Substance use disorders are apparent across the United States. In Pennsylvania alone, over 4,000 drug-related overdose deaths occurred during 2019, calling attention to the immense need for recovery services and life-saving care. Through Recovery Month, events and observances are held in order to continue an iterative educational outreach about the different types of effective services becoming available to those affected by substance use disorder, how others can be involved in harm reduction practices, and what can be done to reduce barriers to resources.
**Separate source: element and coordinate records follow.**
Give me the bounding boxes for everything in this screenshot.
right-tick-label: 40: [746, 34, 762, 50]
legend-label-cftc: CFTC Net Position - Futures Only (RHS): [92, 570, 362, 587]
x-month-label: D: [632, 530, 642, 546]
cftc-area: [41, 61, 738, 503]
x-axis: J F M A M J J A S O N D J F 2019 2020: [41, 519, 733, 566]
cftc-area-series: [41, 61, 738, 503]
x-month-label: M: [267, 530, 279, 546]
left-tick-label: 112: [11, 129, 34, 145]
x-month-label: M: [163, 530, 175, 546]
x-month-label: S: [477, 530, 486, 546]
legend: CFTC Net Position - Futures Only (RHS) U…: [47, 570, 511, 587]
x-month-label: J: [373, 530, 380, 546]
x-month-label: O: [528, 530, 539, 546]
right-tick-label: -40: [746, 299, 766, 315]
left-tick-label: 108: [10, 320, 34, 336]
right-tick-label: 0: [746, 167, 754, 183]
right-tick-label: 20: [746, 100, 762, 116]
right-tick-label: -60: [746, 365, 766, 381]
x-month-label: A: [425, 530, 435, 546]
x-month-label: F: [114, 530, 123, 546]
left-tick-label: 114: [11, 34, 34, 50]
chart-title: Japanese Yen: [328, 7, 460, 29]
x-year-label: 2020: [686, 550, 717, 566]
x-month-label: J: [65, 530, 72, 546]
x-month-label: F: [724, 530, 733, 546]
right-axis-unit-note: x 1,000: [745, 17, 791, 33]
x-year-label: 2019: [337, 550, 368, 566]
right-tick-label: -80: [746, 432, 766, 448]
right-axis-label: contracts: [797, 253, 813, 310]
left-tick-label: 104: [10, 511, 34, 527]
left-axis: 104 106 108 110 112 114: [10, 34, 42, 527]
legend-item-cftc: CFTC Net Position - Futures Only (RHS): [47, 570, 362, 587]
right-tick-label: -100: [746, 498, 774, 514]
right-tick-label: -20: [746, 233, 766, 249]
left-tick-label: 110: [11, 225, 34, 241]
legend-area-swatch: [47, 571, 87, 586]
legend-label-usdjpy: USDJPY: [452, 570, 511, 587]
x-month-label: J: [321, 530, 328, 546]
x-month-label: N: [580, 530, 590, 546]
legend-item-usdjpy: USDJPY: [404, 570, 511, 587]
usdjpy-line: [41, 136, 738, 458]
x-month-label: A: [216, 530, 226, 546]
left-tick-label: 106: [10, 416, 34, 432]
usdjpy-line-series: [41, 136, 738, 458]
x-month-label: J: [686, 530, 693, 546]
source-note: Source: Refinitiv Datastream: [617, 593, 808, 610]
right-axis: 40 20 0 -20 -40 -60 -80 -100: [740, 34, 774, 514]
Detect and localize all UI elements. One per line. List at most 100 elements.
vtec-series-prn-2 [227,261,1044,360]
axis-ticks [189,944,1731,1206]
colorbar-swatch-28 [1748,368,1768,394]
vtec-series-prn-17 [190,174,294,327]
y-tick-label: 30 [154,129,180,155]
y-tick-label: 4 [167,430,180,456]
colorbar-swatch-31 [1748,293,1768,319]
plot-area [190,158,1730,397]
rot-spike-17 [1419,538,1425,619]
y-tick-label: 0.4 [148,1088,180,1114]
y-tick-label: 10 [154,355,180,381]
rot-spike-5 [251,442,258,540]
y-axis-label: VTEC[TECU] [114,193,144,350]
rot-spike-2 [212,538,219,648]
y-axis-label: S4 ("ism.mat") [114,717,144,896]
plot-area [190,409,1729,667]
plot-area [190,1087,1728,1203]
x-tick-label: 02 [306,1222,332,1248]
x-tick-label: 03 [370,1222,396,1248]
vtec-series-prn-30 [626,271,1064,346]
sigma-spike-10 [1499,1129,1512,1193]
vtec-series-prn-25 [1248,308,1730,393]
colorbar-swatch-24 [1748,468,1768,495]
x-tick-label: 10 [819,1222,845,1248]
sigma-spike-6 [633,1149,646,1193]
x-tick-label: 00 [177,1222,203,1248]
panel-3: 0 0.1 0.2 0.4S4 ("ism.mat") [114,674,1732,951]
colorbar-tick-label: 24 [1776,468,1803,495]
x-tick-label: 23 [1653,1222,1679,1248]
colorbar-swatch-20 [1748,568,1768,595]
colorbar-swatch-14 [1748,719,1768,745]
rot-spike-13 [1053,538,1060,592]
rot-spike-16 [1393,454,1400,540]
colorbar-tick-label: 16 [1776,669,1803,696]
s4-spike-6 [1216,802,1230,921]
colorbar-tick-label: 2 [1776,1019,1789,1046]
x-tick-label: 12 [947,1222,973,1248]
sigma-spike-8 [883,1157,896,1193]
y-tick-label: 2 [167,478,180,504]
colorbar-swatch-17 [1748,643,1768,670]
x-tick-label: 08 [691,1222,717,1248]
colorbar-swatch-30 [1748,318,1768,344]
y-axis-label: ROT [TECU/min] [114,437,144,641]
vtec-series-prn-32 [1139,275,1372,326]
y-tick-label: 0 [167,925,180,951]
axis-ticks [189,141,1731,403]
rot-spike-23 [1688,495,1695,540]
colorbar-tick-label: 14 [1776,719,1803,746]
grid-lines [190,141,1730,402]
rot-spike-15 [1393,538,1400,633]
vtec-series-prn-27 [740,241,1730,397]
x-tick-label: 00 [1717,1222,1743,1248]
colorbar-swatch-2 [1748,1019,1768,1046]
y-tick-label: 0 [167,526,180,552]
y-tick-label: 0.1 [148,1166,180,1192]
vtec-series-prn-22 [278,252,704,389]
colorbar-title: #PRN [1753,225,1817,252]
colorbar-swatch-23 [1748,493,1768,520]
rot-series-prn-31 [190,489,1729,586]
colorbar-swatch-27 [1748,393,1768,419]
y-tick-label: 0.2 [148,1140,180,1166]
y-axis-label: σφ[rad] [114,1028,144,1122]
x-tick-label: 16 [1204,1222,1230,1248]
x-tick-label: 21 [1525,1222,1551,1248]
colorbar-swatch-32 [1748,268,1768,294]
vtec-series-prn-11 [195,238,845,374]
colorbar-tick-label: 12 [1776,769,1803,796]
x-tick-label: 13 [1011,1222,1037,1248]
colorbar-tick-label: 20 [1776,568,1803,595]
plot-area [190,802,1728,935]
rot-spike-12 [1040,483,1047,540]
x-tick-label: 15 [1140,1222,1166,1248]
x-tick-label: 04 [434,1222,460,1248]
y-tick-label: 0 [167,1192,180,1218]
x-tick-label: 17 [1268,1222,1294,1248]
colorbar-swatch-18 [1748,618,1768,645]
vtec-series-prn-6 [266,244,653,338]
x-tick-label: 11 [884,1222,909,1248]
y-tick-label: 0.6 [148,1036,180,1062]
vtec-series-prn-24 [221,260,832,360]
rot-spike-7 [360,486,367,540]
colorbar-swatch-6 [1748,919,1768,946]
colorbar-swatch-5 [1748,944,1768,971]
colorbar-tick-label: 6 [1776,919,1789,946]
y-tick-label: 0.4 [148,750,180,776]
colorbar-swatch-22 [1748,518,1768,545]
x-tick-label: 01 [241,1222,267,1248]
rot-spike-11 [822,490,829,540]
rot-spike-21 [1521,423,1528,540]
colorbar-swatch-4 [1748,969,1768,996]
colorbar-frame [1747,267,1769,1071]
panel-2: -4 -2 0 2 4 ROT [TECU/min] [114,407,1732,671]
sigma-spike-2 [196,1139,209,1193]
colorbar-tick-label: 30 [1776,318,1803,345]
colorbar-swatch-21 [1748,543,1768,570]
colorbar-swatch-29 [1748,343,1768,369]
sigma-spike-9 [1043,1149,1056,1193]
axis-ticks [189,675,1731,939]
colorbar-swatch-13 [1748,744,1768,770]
Recovery belongs to all of us, but is not one approach, nor is there a single process to follow. Each has their own unique experience (culture, identities, backgrounds) that offers a perspective needed to continuously improve It is also incredibly important to reduce stigma by removing ourselves from the stereotypes of addiction recovery so that programs and resources can properly cater to the wide range of experiences during recovery. Community, fueled by diverse mutual aid approaches and connections, create a reliable and trusted network of resources vital to many in order to have a sustainable recovery.
Advancing recovery systems also requires the development of interventions and exploration of tools or treatments through research initiatives. Roundtrip is improving access to treatment for populations with OUD (opioid use disorder) through its research partnership with Brightview Health, the University of Pennsylvania, and Lyft. With the opioid crisis being exacerbated by COVID-19, innovative strategies and programs are needed to tackle this widespread public health problem so that overdose rates and severity of OUD can be reduced. The National Institute of Health (NIH) and the National Institute on Drug Abuse (NIDA) awarded Roundtrip a grant through the Helping End Addiction Long Term (HEAL) Initiative last year in order to work to remove barriers to recovery through technology, services, and programs. NEMT technology is more advanced and effective than ever before, and plays an essential role in improving the likelihood of successful substance use disorder treatments. Our ride benefit is utilized by patients so they can have reliable transportation to their medical appointments.
This grant gives Roundtrip the opportunity to study the association between transportation access, no-show appointment rates, and health outcomes for our priority population of those diagnosed with OUD. Patient engagement is a priority, making sure patients feel supported and reminded of the services available to them. Roundtrip is well positioned to work alongside addiction treatment programs and intervene when patients present themselves in an outpatient treatment system. Reliable and consistent transportation can positively impact treatment attainment and maintenance of OUD progression, and is needed to access care regularly during recovery. We are committed to removing transportation as a barrier to access care, especially as it pertains to populations experiencing substance and drug use.